Russian defense systems, in addition to the S-300 and S-400, also include the Moscow Air Defense System’s A-135 missile, capable of intercepting enemy missiles at altitudes of up to 60 km.
“With regard to missile attack early warning systems (EWS), that of Russia is of course more advanced, and includes ground-based early warning radar (including the Daryal, Volga, Don-2N and Voronezh radar systems), plus the group of satellites in high elliptical and geostationary orbit.”
Effectively, Evseev noted that “based on available funds, we could carry out exercises and make an attempt to intercept a ballistic target over Russian territory using joint calculations and, later on, eventually strive for the creation of collective missile defense.”
“Such a move would serve as an effective response to US plans to deploy elements of missile defense in space. It is space-based ABM specifically which threatens to provide guaranteed interception – during the active phase of the missile’s flight. And at this stage it is not necessary to make choices about the real targets within a cloud of decoys, as is the case when interception is carried out during the passive phase,” nearer to the ground.
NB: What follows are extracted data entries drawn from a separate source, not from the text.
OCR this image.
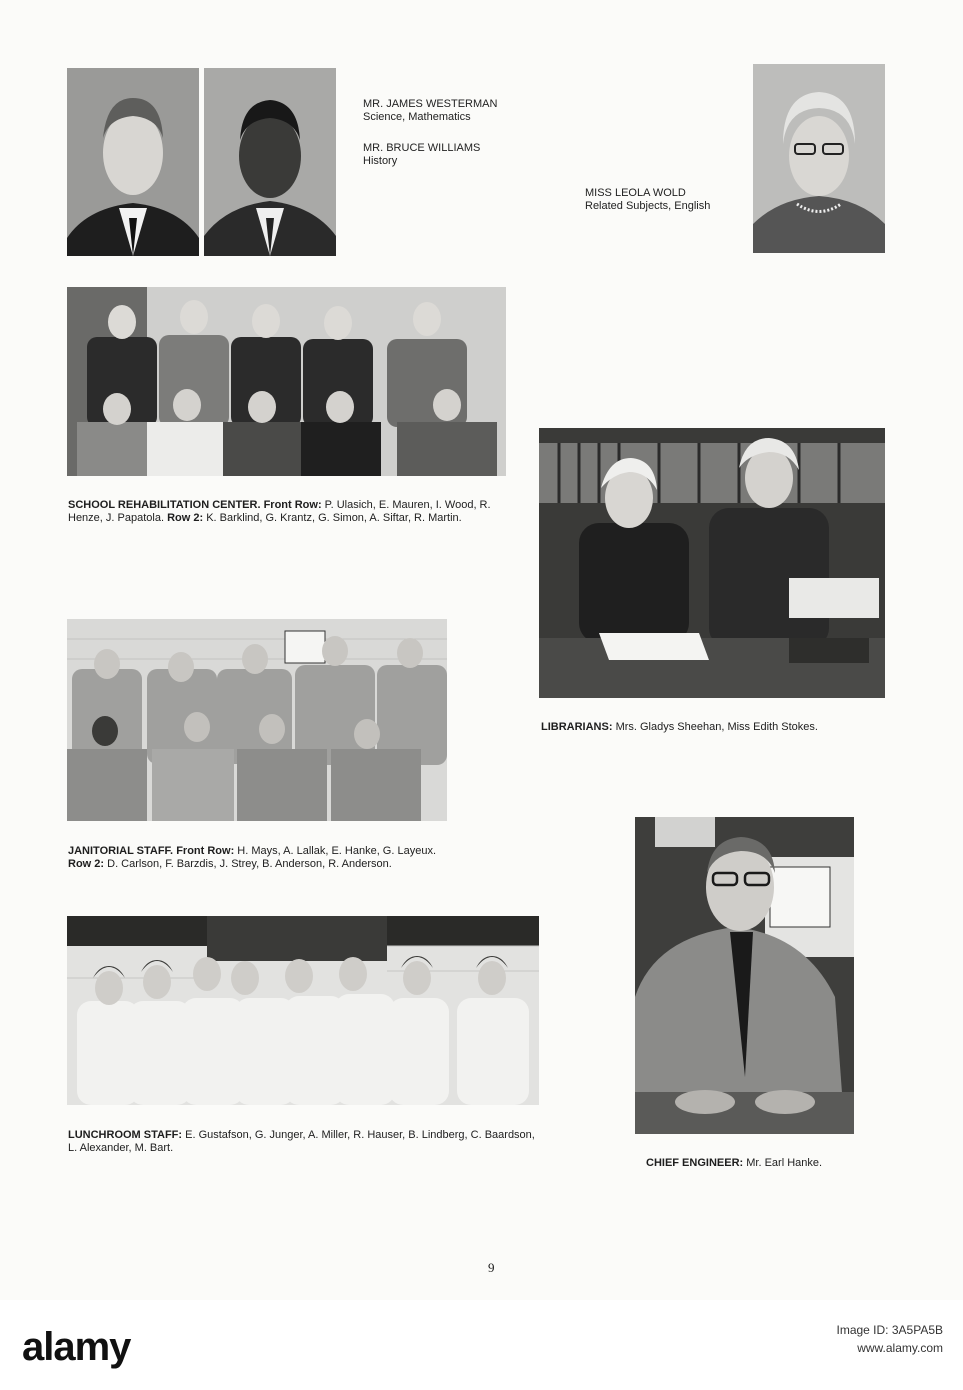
MR. JAMES WESTERMAN
Science, Mathematics
MR. BRUCE WILLIAMS
History
MISS LEOLA WOLD
Related Subjects, English
SCHOOL REHABILITATION CENTER. Front Row: P. Ulasich, E. Mauren, I. Wood, R. Henze, J. Papatola. Row 2: K. Barklind, G. Krantz, G. Simon, A. Siftar, R. Martin.
LIBRARIANS: Mrs. Gladys Sheehan, Miss Edith Stokes.
JANITORIAL STAFF. Front Row: H. Mays, A. Lallak, E. Hanke, G. Layeux. Row 2: D. Carlson, F. Barzdis, J. Strey, B. Anderson, R. Anderson.
LUNCHROOM STAFF: E. Gustafson, G. Junger, A. Miller, R. Hauser, B. Lindberg, C. Baardson, L. Alexander, M. Bart.
CHIEF ENGINEER: Mr. Earl Hanke.
9
alamy	Image ID: 3A5PA5B
www.alamy.com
Ultimately, the analyst warned, if the US continues to develop its space-based missile defense components, “the only effective means against such a system would be the use of anti-satellite weapons. We know that China has tested with such systems, and we have similar designs, even if they are not widely advertised. In my view, we can only respond to Washington through the combination of military and diplomatic efforts. Diplomacy alone will not stop the construction of the US missile defense system.”
For his part, Vasily Kashin, a senior researcher at the Institute of Far Eastern Studies, noted that Russian-Chinese cooperation in the field of missile defense is possibile, although a full-scale joint shield is unlikely.
At the same time, Kashin indicated, “creating a collective missile defense system in the framework of the SCO is not possible by definition, given the specifics of the organization and the policies of its members. For example, a country like Uzbekistan may have its own dissenting opinion on the issue, not to mention the positions of India and Pakistan,” set to join the SCO in 2017.
“As for collective missile defense between Russia and China, it is an unlikely scenario, but possible, given that cooperation in this field already exists. China is now in the process of creating an early warning system, and is developing a strategy for missile defense, including theater missile defense.”
In this sense, Kashin suggested, “Beijing is naturally interested in our experience and, possibly, in an automated system of data exchange. As we know, missiles, if they begin their flight from the continental United States, will fly to Russia and China over the North Pole. In principle, the exchange of data in the event of such a global strike may be of interest to our countries. Something of the kind has already been implemented by the US: The Americans receive real-time data from the early warning radar they sold to Taiwan, [and] the same thing seems likely with South Korea.”
Still, according to the analyst, a genuine joint Russian-Chinese system of missile defense will most likely remain on the drawing board.